Athletics: Get rid of the fee and sell tickets. I only attended half of the home football games and the majority of the basketball games. All this for $200 a semester?! This fee (or better yet season tickets to all or any sport's season) should be optional at the time tuition is due.

The building fee should, and is, based on the amount of credits taken. I think that this fee should increase as more credits are taken. My logic being that the more credits taken, the more I will use the buildings. It should not be capped off at 10 credits.

Student Health and Wellness Center: I absolutely hate this fee! This if a great example of government imposing laws on the weak just because they feel that is what is best for society. I have only used the wellness center once in my 2 yrs at USU. I hate this fee! This fee should be optional when tuition payment is due.

Music and theater: Include their fee in the price of the ticket at the sporting events.

Bus: Charge a fee of $.25 to students who what to ride the bus. For one student who rides the bus twice a day for a semester the total would be $18.75. That's more than the fee and those who use the buses will pay for it. I use the bus about three times a week (I think it better to live closer to campus and walk, even in the snow, than to pay $.25). This fee of a semester bus pass should be optional at the time tuition is due! I hate this fee!

Other fees that should be added as a pay-as-used basis. Computer lab-My roommate never uses the labs because he has his own laptop. Why should he pay for something he is not using? Raise the price of parking. Activities-add the option of a season pass to all the activities on campus or charge us! This will reduce the cost of tuition and disposable income will fill our pockets.

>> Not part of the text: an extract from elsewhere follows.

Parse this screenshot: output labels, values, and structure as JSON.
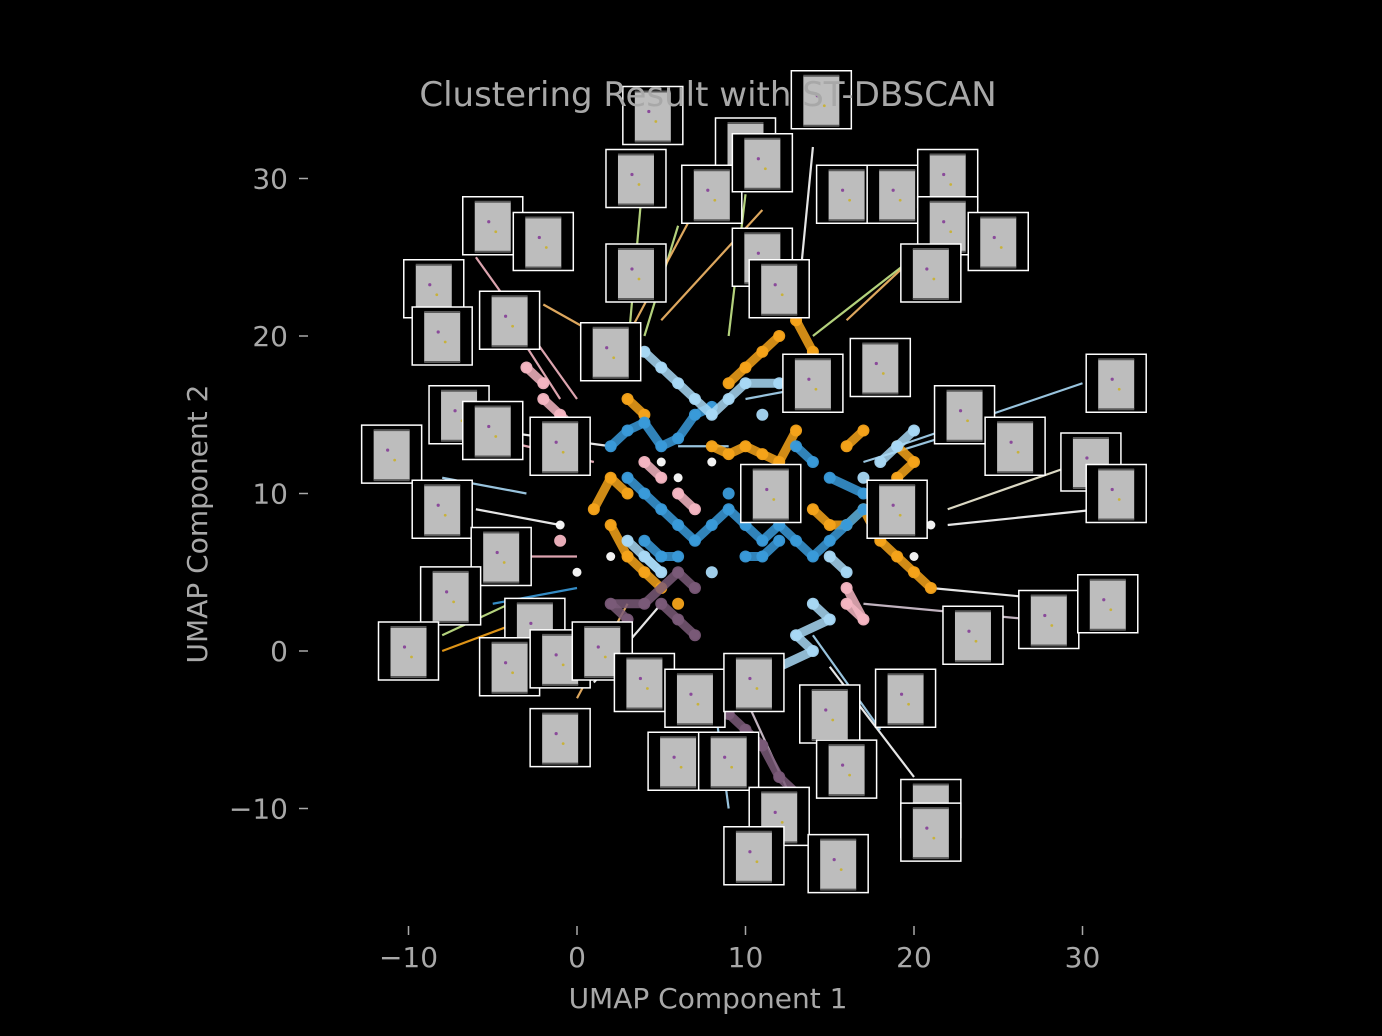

Tuesday, November 15, 2005

Measuring demand

Using a free market system to assess demand for something assumes that everyone has equal oppurtuninty to money. The fact that not everyone has equal oppurtunity to money is obivious. I have a couple of friends who have graduated from college. They worked much harder than me in college and got better grades. Yet I will earn a higher salary when I graduate. Not because I worked hard in school or any other aspect of life, but simply because of natural and enviromental differences.
So you will ask do I think money should be taken from me and given to my friends. In many cases I would say yes. What they are doing is more important. So when I start making the money will I give it to them? Partly. If you have read the "All Government Employees are Overpaid" post then you already know that I do a lot to try to distribute the benefits of my advantages. I will probably continue to give more of my time then of my money, because I think it more beneficial that way.